The 38-year-old London native has just returned home to Los Angeles (where he attended the Spike TV Scream 2008 Awards, pictured above) after a monthlong stay at Anna Maria Island on the west coast of Florida where, along with playing on the beach with his children, he contemplated the commercial success of his grim superhero epic — as well as the industry buzz about the film’s chances during the upcoming Oscar season. In today's installment, he talks about the perceived politics of the movie, his plans for the future and that staggering box-office total.
GB: Welcome back to L.A. So I'm curious, tell me one of the surprises you've had during the journey of this film after its release on July 18.
NOLAN: It’s funny, I’ve been asked a lot about the politics of the film. I dismiss all such analogies [laughs]. It really isn’t something we think about as we put the story together, myself, David Goyer and Jonathan [Nolan, brother of the director]. But I would point to the interrogation scene with Batman and the Joker — not that there is a specific political point, per se — but that I was interested in getting the actors to explore a paradox: How do you fight somebody who essentially thrives on aggression?
GB: I winced when I read a lot of the political messaging that people said they detected in your film. I think a lot of that says more about my industry than it does yours.
NOLAN: [Laughs] "Yes, you may be right."
GB: It seems to me that, more often than not in a genre such as the one you’re working in, most of the political messaging has more to do with the viewer than the filmmaker. It’s inferred, not implied.
NOLAN: I agree completely. Especially if you do it right. If you’re working in a genre that is heightened reality. I like to talk about these films as having an operatic quality or being on a grand scale and a bit removed from the rhythms of real life, no matter how realistic we try to make the scenes themselves. In this scene, for instance, we went for the gritty realism in the textures of it, but it is a heightened reality. We’re trying to work on a more universal scale. If you get that right, people are going to be able to bring a wide variety of interpretations to it depending on who they are. It’s allowing the characters to be a conduit to the audience. Allowing an audience to sit there and relate to Batman and his dilemma
whether they are Republican or Democrat or whatever. ...
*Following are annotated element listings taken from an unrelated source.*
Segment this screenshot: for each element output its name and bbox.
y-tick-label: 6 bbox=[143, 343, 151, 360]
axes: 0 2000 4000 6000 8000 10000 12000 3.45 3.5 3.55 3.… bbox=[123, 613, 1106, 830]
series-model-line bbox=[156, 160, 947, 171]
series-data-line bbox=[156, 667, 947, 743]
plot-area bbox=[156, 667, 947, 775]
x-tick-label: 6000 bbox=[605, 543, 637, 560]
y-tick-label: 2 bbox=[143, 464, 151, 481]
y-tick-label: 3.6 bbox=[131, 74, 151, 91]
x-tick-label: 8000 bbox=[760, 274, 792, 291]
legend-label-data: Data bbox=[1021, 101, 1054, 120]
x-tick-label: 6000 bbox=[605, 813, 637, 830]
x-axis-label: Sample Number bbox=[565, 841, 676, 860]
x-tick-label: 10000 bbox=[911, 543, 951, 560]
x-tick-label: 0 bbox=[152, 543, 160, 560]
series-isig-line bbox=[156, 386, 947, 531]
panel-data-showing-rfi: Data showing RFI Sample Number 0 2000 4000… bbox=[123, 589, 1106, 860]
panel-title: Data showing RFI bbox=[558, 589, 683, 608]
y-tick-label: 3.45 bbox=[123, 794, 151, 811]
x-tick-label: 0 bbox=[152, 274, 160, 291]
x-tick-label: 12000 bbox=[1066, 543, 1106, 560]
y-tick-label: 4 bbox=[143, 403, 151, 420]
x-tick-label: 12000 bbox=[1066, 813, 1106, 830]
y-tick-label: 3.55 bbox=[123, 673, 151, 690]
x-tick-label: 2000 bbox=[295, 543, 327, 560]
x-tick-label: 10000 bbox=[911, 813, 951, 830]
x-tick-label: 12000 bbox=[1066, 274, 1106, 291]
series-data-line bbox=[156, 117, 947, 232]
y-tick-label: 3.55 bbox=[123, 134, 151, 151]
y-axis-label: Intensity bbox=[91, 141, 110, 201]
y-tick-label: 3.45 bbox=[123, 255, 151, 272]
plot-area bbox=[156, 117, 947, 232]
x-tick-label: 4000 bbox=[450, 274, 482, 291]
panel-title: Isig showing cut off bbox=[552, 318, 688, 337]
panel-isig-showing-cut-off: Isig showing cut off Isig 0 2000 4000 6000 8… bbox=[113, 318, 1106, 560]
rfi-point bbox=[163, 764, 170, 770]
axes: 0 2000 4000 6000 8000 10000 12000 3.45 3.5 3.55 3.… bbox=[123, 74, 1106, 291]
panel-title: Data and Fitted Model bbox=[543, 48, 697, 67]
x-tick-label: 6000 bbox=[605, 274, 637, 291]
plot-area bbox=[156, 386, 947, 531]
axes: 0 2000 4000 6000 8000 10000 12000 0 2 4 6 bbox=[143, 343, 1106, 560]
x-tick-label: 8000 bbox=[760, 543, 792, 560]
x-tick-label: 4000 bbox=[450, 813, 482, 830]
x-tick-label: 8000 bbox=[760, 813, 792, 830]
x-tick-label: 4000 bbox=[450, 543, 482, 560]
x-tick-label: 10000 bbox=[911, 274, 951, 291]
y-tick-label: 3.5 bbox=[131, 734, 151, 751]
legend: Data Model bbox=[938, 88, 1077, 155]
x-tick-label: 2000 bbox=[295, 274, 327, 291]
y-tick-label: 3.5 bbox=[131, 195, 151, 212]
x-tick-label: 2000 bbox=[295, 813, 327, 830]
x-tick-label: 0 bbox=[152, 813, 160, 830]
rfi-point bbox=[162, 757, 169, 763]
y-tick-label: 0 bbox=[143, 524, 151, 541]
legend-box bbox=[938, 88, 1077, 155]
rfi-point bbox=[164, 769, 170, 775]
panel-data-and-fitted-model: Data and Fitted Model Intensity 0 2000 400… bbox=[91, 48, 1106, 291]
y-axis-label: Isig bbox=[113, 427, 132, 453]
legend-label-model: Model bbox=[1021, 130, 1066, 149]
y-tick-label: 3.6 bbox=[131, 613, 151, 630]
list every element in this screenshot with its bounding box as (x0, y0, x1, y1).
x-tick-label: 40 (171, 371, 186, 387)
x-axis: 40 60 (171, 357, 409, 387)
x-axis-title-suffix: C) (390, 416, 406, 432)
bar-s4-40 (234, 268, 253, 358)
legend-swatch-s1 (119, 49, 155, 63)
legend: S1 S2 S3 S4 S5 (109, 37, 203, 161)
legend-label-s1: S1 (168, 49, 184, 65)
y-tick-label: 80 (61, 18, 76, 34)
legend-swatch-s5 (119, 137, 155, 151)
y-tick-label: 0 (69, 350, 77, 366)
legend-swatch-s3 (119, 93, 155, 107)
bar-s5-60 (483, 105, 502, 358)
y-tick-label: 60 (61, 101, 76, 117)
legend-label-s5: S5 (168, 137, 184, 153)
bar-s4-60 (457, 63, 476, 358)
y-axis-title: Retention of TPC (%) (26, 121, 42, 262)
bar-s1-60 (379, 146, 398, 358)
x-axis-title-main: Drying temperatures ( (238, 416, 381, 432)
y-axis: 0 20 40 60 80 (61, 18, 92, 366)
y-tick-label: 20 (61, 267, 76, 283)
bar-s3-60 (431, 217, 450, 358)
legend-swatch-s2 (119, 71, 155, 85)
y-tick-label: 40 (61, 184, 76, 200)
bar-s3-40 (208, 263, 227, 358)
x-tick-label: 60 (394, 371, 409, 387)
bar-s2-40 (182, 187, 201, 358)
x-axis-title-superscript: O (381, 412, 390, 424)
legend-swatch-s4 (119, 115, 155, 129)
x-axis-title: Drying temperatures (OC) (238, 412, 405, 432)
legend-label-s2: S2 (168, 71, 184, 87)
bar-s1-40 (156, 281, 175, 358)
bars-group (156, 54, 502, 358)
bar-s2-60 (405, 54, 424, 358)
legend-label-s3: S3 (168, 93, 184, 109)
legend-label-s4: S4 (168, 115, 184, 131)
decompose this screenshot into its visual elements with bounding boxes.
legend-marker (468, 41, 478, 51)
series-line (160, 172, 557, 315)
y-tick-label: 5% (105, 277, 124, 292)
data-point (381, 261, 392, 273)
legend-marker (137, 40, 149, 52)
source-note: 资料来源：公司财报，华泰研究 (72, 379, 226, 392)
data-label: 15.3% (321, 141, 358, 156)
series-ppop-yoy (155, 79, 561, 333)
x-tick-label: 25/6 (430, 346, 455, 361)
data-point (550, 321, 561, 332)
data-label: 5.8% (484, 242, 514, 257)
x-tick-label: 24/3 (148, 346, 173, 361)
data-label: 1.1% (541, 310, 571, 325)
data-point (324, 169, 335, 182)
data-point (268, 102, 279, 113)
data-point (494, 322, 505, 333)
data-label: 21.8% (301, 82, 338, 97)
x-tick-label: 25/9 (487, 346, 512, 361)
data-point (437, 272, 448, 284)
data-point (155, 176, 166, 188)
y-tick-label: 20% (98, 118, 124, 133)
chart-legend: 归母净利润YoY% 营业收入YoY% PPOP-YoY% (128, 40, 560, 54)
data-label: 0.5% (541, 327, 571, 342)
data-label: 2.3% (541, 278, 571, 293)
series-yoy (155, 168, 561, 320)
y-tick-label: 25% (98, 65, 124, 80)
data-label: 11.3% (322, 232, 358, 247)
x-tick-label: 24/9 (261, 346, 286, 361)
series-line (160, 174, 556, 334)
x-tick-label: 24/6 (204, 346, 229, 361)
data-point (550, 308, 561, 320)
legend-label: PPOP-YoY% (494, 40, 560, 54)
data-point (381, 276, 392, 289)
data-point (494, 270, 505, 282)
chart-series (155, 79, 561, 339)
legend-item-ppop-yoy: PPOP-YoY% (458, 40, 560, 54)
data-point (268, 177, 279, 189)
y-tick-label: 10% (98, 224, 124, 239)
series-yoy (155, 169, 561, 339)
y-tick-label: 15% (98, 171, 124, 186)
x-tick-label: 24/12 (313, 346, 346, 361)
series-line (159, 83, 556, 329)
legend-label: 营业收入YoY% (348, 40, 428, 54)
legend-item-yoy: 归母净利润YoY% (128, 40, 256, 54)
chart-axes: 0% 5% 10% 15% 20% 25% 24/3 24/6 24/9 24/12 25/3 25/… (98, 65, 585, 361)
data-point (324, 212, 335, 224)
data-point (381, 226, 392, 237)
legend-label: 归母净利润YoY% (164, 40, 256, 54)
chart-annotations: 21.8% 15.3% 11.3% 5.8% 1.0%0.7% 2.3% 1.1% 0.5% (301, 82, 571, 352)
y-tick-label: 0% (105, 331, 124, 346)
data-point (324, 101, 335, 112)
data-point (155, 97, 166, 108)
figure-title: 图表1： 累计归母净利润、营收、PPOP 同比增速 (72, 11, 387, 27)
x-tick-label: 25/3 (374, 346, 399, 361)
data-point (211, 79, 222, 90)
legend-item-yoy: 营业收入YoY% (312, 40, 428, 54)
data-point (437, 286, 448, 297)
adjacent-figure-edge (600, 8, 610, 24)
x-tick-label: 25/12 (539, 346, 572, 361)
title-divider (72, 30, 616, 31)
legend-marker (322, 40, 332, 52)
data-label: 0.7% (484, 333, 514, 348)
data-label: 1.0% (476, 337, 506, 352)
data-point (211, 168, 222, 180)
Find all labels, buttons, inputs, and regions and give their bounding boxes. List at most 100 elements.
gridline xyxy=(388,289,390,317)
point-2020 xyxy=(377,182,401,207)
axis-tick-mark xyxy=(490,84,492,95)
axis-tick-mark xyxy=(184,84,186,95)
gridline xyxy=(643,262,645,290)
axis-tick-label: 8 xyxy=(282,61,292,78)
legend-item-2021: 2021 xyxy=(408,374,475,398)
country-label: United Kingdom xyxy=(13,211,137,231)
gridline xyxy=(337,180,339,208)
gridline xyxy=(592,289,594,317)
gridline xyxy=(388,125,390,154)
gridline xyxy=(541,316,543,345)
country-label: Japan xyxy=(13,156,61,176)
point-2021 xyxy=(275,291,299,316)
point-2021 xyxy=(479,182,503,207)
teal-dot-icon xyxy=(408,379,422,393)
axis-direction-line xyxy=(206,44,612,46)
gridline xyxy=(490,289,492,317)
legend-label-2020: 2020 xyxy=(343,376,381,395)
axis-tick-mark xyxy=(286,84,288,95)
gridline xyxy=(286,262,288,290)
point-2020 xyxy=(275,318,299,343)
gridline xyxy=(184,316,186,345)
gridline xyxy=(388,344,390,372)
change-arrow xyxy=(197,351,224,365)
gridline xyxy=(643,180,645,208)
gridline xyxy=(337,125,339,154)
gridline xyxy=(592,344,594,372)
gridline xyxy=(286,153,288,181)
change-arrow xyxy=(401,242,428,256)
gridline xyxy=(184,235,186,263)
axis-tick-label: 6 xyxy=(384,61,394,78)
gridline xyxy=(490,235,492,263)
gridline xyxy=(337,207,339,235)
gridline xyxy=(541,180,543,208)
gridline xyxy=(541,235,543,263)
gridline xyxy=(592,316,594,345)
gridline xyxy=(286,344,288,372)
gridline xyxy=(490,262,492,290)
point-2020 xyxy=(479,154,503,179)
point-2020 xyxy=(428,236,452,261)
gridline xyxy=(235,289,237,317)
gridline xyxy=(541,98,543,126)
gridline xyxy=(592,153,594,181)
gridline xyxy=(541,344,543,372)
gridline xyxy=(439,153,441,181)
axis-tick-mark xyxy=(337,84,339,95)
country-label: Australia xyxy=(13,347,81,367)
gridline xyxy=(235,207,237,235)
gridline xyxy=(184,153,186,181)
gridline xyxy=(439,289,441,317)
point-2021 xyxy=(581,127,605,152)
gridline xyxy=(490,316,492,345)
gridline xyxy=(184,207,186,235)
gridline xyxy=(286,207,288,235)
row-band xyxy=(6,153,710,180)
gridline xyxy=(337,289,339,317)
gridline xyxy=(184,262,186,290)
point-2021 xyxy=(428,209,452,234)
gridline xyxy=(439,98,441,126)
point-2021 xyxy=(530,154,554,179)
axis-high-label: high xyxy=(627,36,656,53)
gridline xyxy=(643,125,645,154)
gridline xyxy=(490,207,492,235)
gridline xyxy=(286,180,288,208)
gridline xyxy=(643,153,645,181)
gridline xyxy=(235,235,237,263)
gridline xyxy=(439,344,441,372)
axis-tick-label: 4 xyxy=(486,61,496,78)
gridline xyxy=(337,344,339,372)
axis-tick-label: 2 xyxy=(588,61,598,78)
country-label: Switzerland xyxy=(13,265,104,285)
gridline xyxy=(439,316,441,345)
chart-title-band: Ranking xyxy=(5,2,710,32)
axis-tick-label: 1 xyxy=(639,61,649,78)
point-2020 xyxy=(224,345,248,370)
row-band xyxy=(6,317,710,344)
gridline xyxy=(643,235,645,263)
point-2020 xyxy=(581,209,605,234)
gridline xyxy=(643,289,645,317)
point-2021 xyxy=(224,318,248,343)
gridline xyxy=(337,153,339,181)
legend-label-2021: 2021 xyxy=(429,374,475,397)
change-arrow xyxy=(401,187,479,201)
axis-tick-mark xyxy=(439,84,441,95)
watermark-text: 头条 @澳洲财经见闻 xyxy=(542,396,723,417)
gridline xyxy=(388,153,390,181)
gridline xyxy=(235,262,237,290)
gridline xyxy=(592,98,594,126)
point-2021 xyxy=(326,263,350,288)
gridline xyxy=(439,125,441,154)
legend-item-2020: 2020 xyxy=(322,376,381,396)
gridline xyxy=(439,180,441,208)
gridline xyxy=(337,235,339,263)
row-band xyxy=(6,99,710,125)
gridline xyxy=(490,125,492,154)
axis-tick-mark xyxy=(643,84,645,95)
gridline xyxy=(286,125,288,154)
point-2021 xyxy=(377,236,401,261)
GB: "The Dark Knight" is closing in on $1 billion. How do you get your arms around that kind of success?
NOLAN: I can’t get my arms around it, to be quite frank. It’s mystifying. It’s terrific but at the same time it’s a little abstract, the numbers are so big. The biggest thrill for me would be, with the number of people who have gone to see the film, how "The Dark Knight" stood on the shoulders of the first film, how we were able to build the audience up and build the story up from the first film. That was really exciting to see. We were all pretty happy with the performance of the first film but so we really didn’t know, "Where does it go from there?" For it to become such a phenomenon is extraordinarily gratifying. I mean, I’ve spent now like six years or something working on Batman films. It becomes an important part of your life; you become very obsessive about it, and it's pretty fun when there are other people sharing your obsession and going to see the film a dozen times or whatever.
Wrapping your arms around the scale of the success, as you ask, I don’t find that possible really. There’s something liberating in knowing that my next film, whatever it is, isn’t going to make as much money [laughter]. I don’t have to try for years.